Le cinéma africain tisse sa toile


Alors que certains le disent moribond, le cinéma africain vient se rappeler à notre bon souvenir. Le film Un homme qui crie de Mahamat Saleh Haroun a été primé lors du dernier festival de Cannes. Ce film aux allures de tragédie grecque se situe pendant la guerre civile tchadienne. Sa dimension universelle peut toucher aussi bien le spectateur occidental que l’Africain. Il relève un peu du «miracle» puisque son réalisateur est l’un des seuls auteurs de ce pays qui ne possède plus de cinéma.
Le succès du film a provoqué une prise de conscience au Tchad. Les autorités locales ont décidé de projeter Un homme qui crie à N’Djamena, la capitale. Et de rouvrir pour ce faire la grande salle de cinéma de la ville. Ironie de l’histoire, Mahamat Saleh Haroun s’était fait connaître en réalisant Bye-Bye Africa, un film sur la disparition du cinéma dans son pays d’origine.
Au-delà de ce «cinéma haut de gamme», c’est toute la production audiovisuelle africaine qui connaît une renaissance. Longtemps, le continent noir a essentiellement été un simple «déversoir» pour toutes les productions venues du reste du monde. 

Mais depuis l’Afrique s’est réveillée. Elle a commencé à développer de façon spectaculaire ses propres programmes.

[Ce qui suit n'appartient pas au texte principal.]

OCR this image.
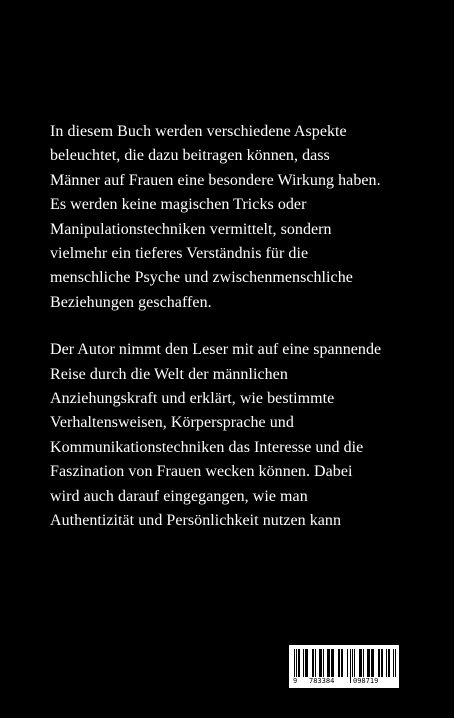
In diesem Buch werden verschiedene Aspekte
beleuchtet, die dazu beitragen können, dass
Männer auf Frauen eine besondere Wirkung haben.
Es werden keine magischen Tricks oder
Manipulationstechniken vermittelt, sondern
vielmehr ein tieferes Verständnis für die
menschliche Psyche und zwischenmenschliche
Beziehungen geschaffen.

Der Autor nimmt den Leser mit auf eine spannende
Reise durch die Welt der männlichen
Anziehungskraft und erklärt, wie bestimmte
Verhaltensweisen, Körpersprache und
Kommunikationstechniken das Interesse und die
Faszination von Frauen wecken können. Dabei
wird auch darauf eingegangen, wie man
Authentizität und Persönlichkeit nutzen kann

9 783384	098719
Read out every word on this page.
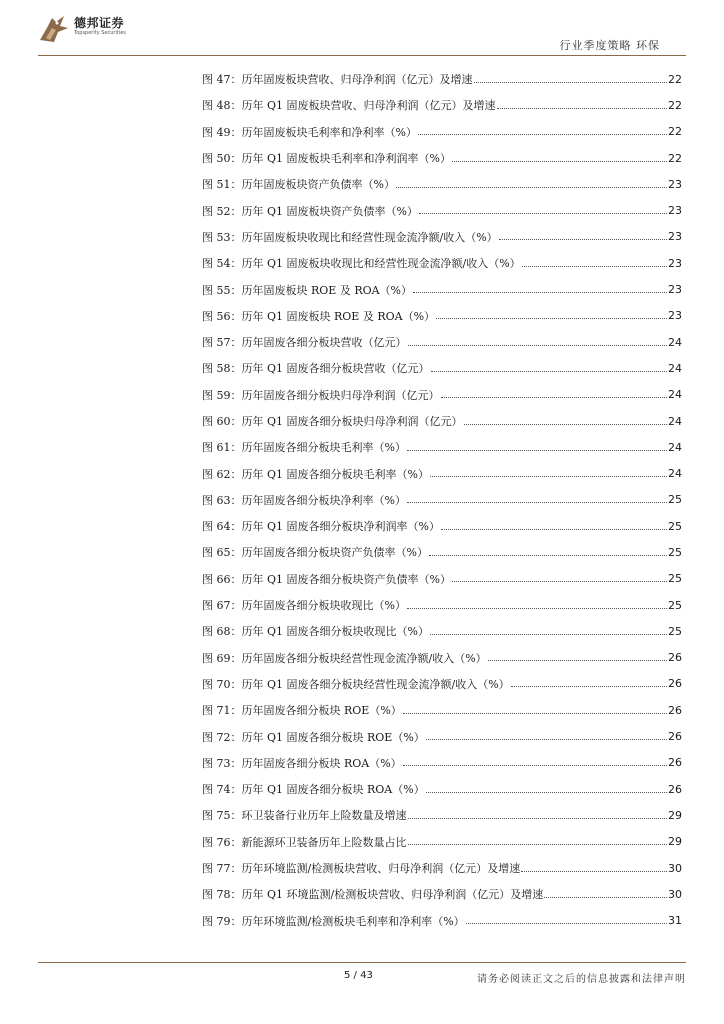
德邦证券
Topsperity Securities
行业季度策略 环保
图 47：历年固废板块营收、归母净利润（亿元）及增速	22
图 48：历年 Q1 固废板块营收、归母净利润（亿元）及增速	22
图 49：历年固废板块毛利率和净利率（%）	22
图 50：历年 Q1 固废板块毛利率和净利润率（%）	22
图 51：历年固废板块资产负债率（%）	23
图 52：历年 Q1 固废板块资产负债率（%）	23
图 53：历年固废板块收现比和经营性现金流净额/收入（%）	23
图 54：历年 Q1 固废板块收现比和经营性现金流净额/收入（%）	23
图 55：历年固废板块 ROE 及 ROA（%）	23
图 56：历年 Q1 固废板块 ROE 及 ROA（%）	23
图 57：历年固废各细分板块营收（亿元）	24
图 58：历年 Q1 固废各细分板块营收（亿元）	24
图 59：历年固废各细分板块归母净利润（亿元）	24
图 60：历年 Q1 固废各细分板块归母净利润（亿元）	24
图 61：历年固废各细分板块毛利率（%）	24
图 62：历年 Q1 固废各细分板块毛利率（%）	24
图 63：历年固废各细分板块净利率（%）	25
图 64：历年 Q1 固废各细分板块净利润率（%）	25
图 65：历年固废各细分板块资产负债率（%）	25
图 66：历年 Q1 固废各细分板块资产负债率（%）	25
图 67：历年固废各细分板块收现比（%）	25
图 68：历年 Q1 固废各细分板块收现比（%）	25
图 69：历年固废各细分板块经营性现金流净额/收入（%）	26
图 70：历年 Q1 固废各细分板块经营性现金流净额/收入（%）	26
图 71：历年固废各细分板块 ROE（%）	26
图 72：历年 Q1 固废各细分板块 ROE（%）	26
图 73：历年固废各细分板块 ROA（%）	26
图 74：历年 Q1 固废各细分板块 ROA（%）	26
图 75：环卫装备行业历年上险数量及增速	29
图 76：新能源环卫装备历年上险数量占比	29
图 77：历年环境监测/检测板块营收、归母净利润（亿元）及增速	30
图 78：历年 Q1 环境监测/检测板块营收、归母净利润（亿元）及增速	30
图 79：历年环境监测/检测板块毛利率和净利率（%）	31
5 / 43	请务必阅读正文之后的信息披露和法律声明
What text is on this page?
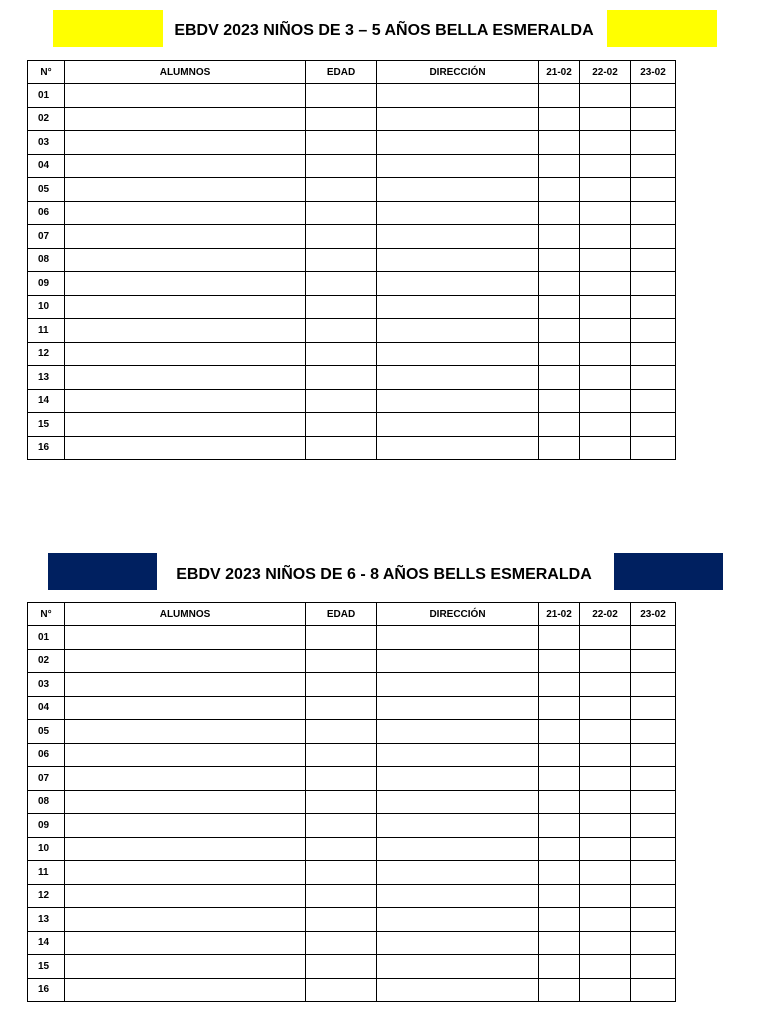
EBDV 2023 NIÑOS DE 3 – 5 AÑOS BELLA ESMERALDA
N°	ALUMNOS	EDAD	DIRECCIÓN	21-02	22-02	23-02
01						
02						
03						
04						
05						
06						
07						
08						
09						
10						
11						
12						
13						
14						
15						
16						
EBDV 2023 NIÑOS DE 6 - 8 AÑOS BELLS ESMERALDA
N°	ALUMNOS	EDAD	DIRECCIÓN	21-02	22-02	23-02
01						
02						
03						
04						
05						
06						
07						
08						
09						
10						
11						
12						
13						
14						
15						
16						
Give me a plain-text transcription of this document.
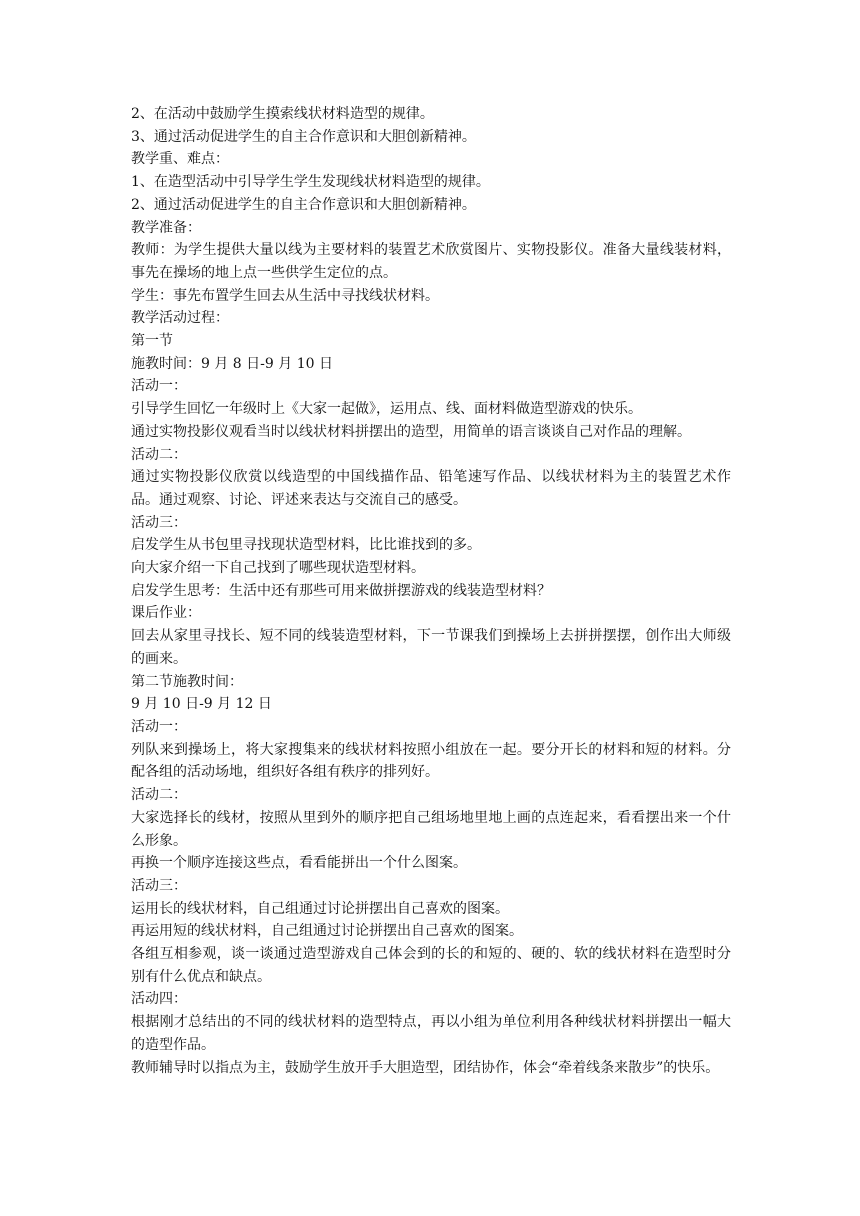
2、在活动中鼓励学生摸索线状材料造型的规律。

3、通过活动促进学生的自主合作意识和大胆创新精神。

教学重、难点：

1、在造型活动中引导学生学生发现线状材料造型的规律。

2、通过活动促进学生的自主合作意识和大胆创新精神。

教学准备：

教师：为学生提供大量以线为主要材料的装置艺术欣赏图片、实物投影仪。准备大量线装材料，事先在操场的地上点一些供学生定位的点。

学生：事先布置学生回去从生活中寻找线状材料。

教学活动过程：

第一节

施教时间：9 月 8 日-9 月 10 日

活动一：

引导学生回忆一年级时上《大家一起做》，运用点、线、面材料做造型游戏的快乐。

通过实物投影仪观看当时以线状材料拼摆出的造型，用简单的语言谈谈自己对作品的理解。

活动二：

通过实物投影仪欣赏以线造型的中国线描作品、铅笔速写作品、以线状材料为主的装置艺术作品。通过观察、讨论、评述来表达与交流自己的感受。

活动三：

启发学生从书包里寻找现状造型材料，比比谁找到的多。

向大家介绍一下自己找到了哪些现状造型材料。

启发学生思考：生活中还有那些可用来做拼摆游戏的线装造型材料？

课后作业：

回去从家里寻找长、短不同的线装造型材料，下一节课我们到操场上去拼拼摆摆，创作出大师级的画来。

第二节施教时间：

9 月 10 日-9 月 12 日

活动一：

列队来到操场上，将大家搜集来的线状材料按照小组放在一起。要分开长的材料和短的材料。分配各组的活动场地，组织好各组有秩序的排列好。

活动二：

大家选择长的线材，按照从里到外的顺序把自己组场地里地上画的点连起来，看看摆出来一个什么形象。

再换一个顺序连接这些点，看看能拼出一个什么图案。

活动三：

运用长的线状材料，自己组通过讨论拼摆出自己喜欢的图案。

再运用短的线状材料，自己组通过讨论拼摆出自己喜欢的图案。

各组互相参观，谈一谈通过造型游戏自己体会到的长的和短的、硬的、软的线状材料在造型时分别有什么优点和缺点。

活动四：

根据刚才总结出的不同的线状材料的造型特点，再以小组为单位利用各种线状材料拼摆出一幅大的造型作品。

教师辅导时以指点为主，鼓励学生放开手大胆造型，团结协作，体会“牵着线条来散步”的快乐。
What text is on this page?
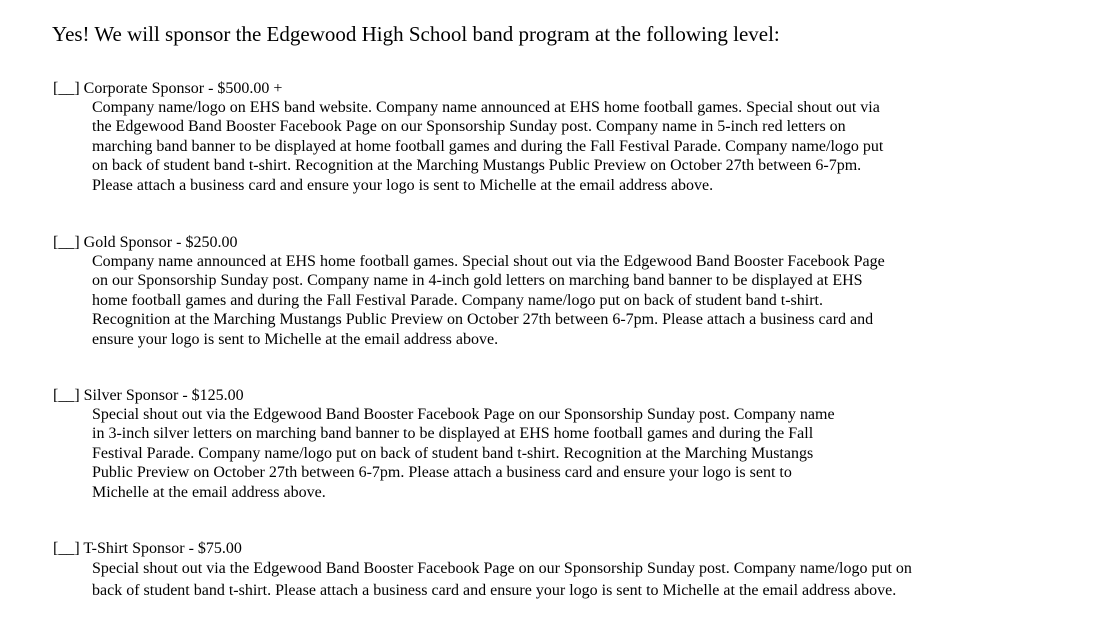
Yes! We will sponsor the Edgewood High School band program at the following level:
[__] Corporate Sponsor - $500.00 +
Company name/logo on EHS band website. Company name announced at EHS home football games. Special shout out via
the Edgewood Band Booster Facebook Page on our Sponsorship Sunday post. Company name in 5-inch red letters on
marching band banner to be displayed at home football games and during the Fall Festival Parade. Company name/logo put
on back of student band t-shirt. Recognition at the Marching Mustangs Public Preview on October 27th between 6-7pm.
Please attach a business card and ensure your logo is sent to Michelle at the email address above.
[__] Gold Sponsor - $250.00
Company name announced at EHS home football games. Special shout out via the Edgewood Band Booster Facebook Page
on our Sponsorship Sunday post. Company name in 4-inch gold letters on marching band banner to be displayed at EHS
home football games and during the Fall Festival Parade. Company name/logo put on back of student band t-shirt.
Recognition at the Marching Mustangs Public Preview on October 27th between 6-7pm. Please attach a business card and
ensure your logo is sent to Michelle at the email address above.
[__] Silver Sponsor - $125.00
Special shout out via the Edgewood Band Booster Facebook Page on our Sponsorship Sunday post. Company name
in 3-inch silver letters on marching band banner to be displayed at EHS home football games and during the Fall
Festival Parade. Company name/logo put on back of student band t-shirt. Recognition at the Marching Mustangs
Public Preview on October 27th between 6-7pm. Please attach a business card and ensure your logo is sent to
Michelle at the email address above.
[__] T-Shirt Sponsor - $75.00
Special shout out via the Edgewood Band Booster Facebook Page on our Sponsorship Sunday post. Company name/logo put on
back of student band t-shirt. Please attach a business card and ensure your logo is sent to Michelle at the email address above.
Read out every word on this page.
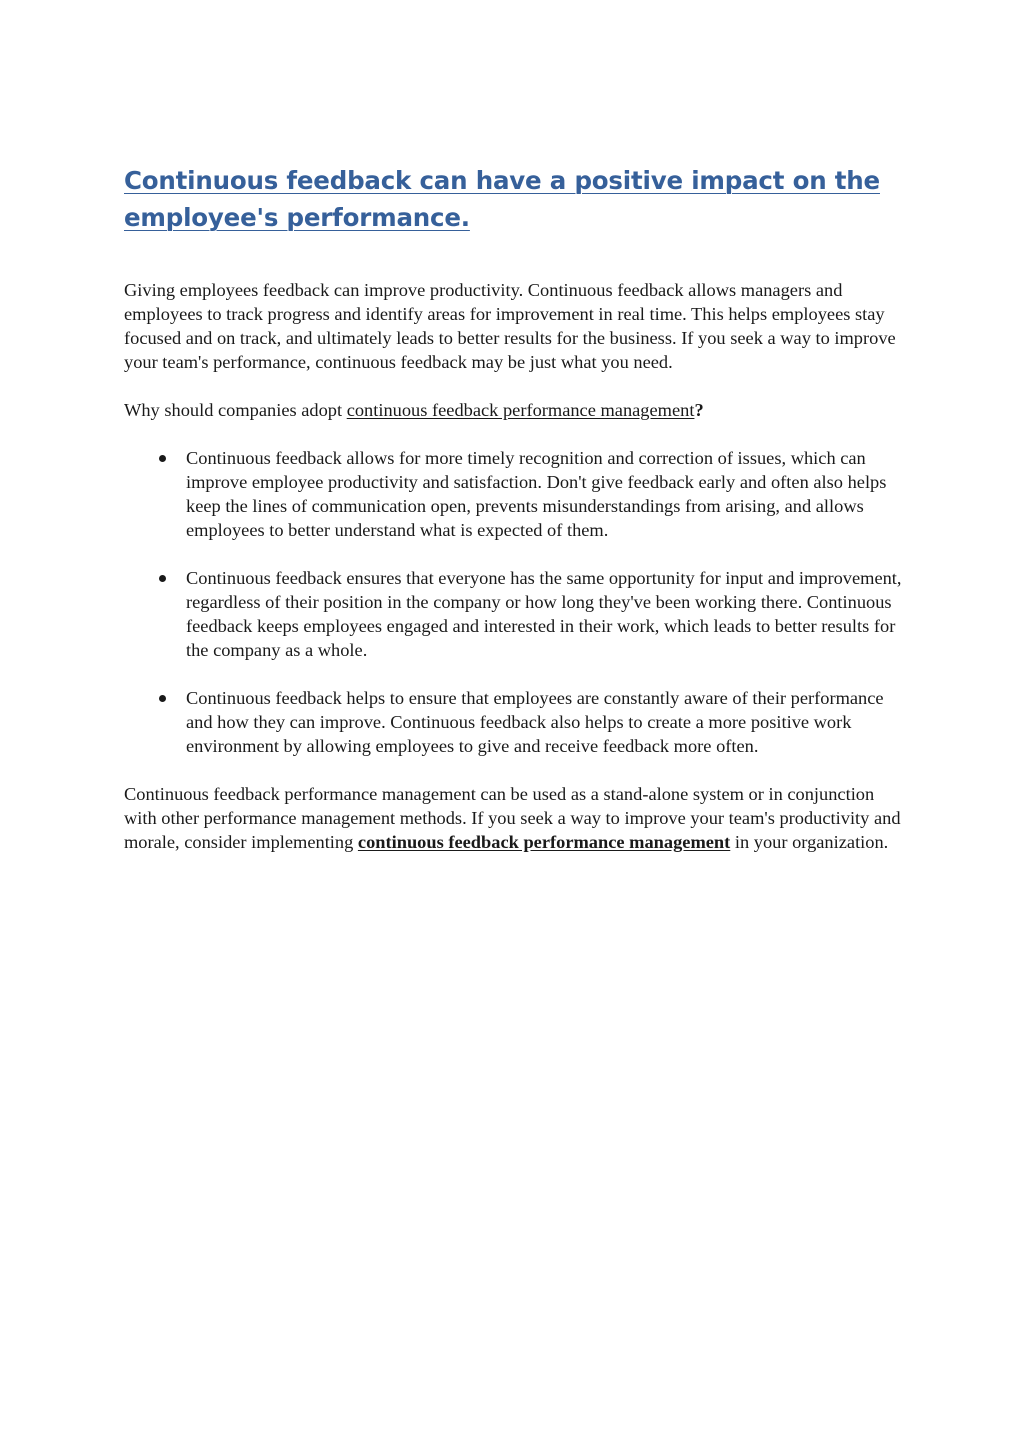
Continuous feedback can have a positive impact on the employee's performance.

Giving employees feedback can improve productivity. Continuous feedback allows managers and employees to track progress and identify areas for improvement in real time. This helps employees stay focused and on track, and ultimately leads to better results for the business. If you seek a way to improve your team's performance, continuous feedback may be just what you need.

Why should companies adopt continuous feedback performance management?

Continuous feedback allows for more timely recognition and correction of issues, which can improve employee productivity and satisfaction. Don't give feedback early and often also helps keep the lines of communication open, prevents misunderstandings from arising, and allows employees to better understand what is expected of them.
Continuous feedback ensures that everyone has the same opportunity for input and improvement, regardless of their position in the company or how long they've been working there. Continuous feedback keeps employees engaged and interested in their work, which leads to better results for the company as a whole.
Continuous feedback helps to ensure that employees are constantly aware of their performance and how they can improve. Continuous feedback also helps to create a more positive work environment by allowing employees to give and receive feedback more often.

Continuous feedback performance management can be used as a stand-alone system or in conjunction with other performance management methods. If you seek a way to improve your team's productivity and morale, consider implementing continuous feedback performance management in your organization.
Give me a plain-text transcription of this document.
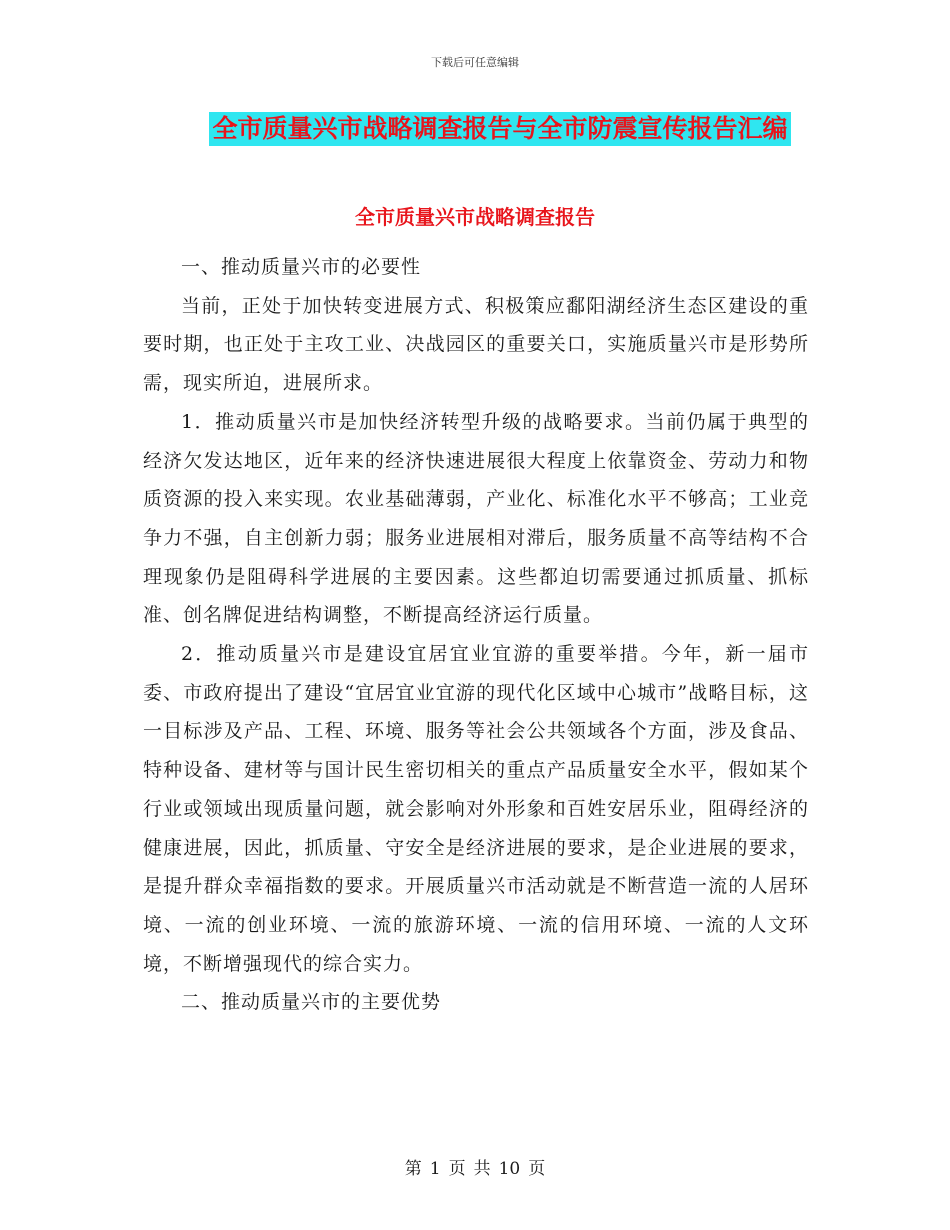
下载后可任意编辑
全市质量兴市战略调查报告与全市防震宣传报告汇编
全市质量兴市战略调查报告

一、推动质量兴市的必要性

当前，正处于加快转变进展方式、积极策应鄱阳湖经济生态区建设的重要时期，也正处于主攻工业、决战园区的重要关口，实施质量兴市是形势所需，现实所迫，进展所求。

1．推动质量兴市是加快经济转型升级的战略要求。当前仍属于典型的经济欠发达地区，近年来的经济快速进展很大程度上依靠资金、劳动力和物质资源的投入来实现。农业基础薄弱，产业化、标准化水平不够高；工业竞争力不强，自主创新力弱；服务业进展相对滞后，服务质量不高等结构不合理现象仍是阻碍科学进展的主要因素。这些都迫切需要通过抓质量、抓标准、创名牌促进结构调整，不断提高经济运行质量。

2．推动质量兴市是建设宜居宜业宜游的重要举措。今年，新一届市委、市政府提出了建设“宜居宜业宜游的现代化区域中心城市”战略目标，这一目标涉及产品、工程、环境、服务等社会公共领域各个方面，涉及食品、特种设备、建材等与国计民生密切相关的重点产品质量安全水平，假如某个行业或领域出现质量问题，就会影响对外形象和百姓安居乐业，阻碍经济的健康进展，因此，抓质量、守安全是经济进展的要求，是企业进展的要求，是提升群众幸福指数的要求。开展质量兴市活动就是不断营造一流的人居环境、一流的创业环境、一流的旅游环境、一流的信用环境、一流的人文环境，不断增强现代的综合实力。

二、推动质量兴市的主要优势

第 1 页 共 10 页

A lui seul, le Nigeria produit 2.000 films par an. Il a donné naissance àl’industrie de Nollywood qui taille des croupières aux productions occidentales, dans toute l’Afrique, notamment dans les pays anglophones. La qualité des productions est souvent piètre. Le budget d’un tournage peut être inférieur à 20.000 euros. Mais le public n’en a cure. Le secret de Nollywood: raconter des histoires africaines avec des personnages africains. Selon The East African, hebdomadaire de référence en Afrique orientale:
«Nollywood a sa recette du film à succès: intrigue enlevée et prévisible, avec un début et une fin tendus. On y trouve également de la sorcellerie. La chrétienté se heurte à la tradition, et la culture africaine au mode de vie européen. Ce sont pour la plupart des productions qui exploitent à fond des thèmes à sensation (sexe, criminalité, drogue et familles éclatées).»
De cette immense production émergent peu à peu des cinéastes de qualité comme le réalisateur Newton Aduaka, dont Ezra, un film sur les enfants soldats a été projeté à Cannes.
Avec un temps de retard, l’Afrique francophone s’est également lancée dans l’aventure. Le Burkina Faso exporte ses feuilletons dans toute l’Afrique francophone. Des cinéastes de renom, tels que Idrissa Ouédraogo participent aussi à l’aventure des sitcoms. Ouédraogo a notamment réalisé la série Kadi Jolie, qui a connu un grand succès dans toute l’Afrique de l’ouest francophone. A tel point qu’à Abidjan des pommades Kadi Jolies ont vu le jour.

 Ces productions sont très éloignées des canons occidentaux. «Bulles rafraîchissantes, les feuilletons burkinabés échappent presque toujours au schéma des séries préfabriquées anglo-saxonnes, moins par indépendance d’esprit que par heureuse méconnaissance de ces stéréotypes», souligne Le Journal du Jeudi, un hebdomadaire burkinabé. L’Afrique crée ses propres héros populaires. Ainsi au Sénégal, le succès de Goorgoorlou [Le débrouillard en wolof] a été immense. D’abord personnage d’une bande dessinée locale, Goorgoorlou s’est imposé sur les écrans sénégalais. D’autant plus facilement qu’il s’exprimait en wolof, la langue la plus utilisée à Dakar.
Les séries ivoiriennes connaissent elles aussi un grand succès. A l’image de Dr Boris. Une sorte de Docteur House à la mode ivoirienne. Plus porté sur les femmes et moins cynique que son homologue américain, docteur Boris amuse beaucoup dans l’Afrique francophone.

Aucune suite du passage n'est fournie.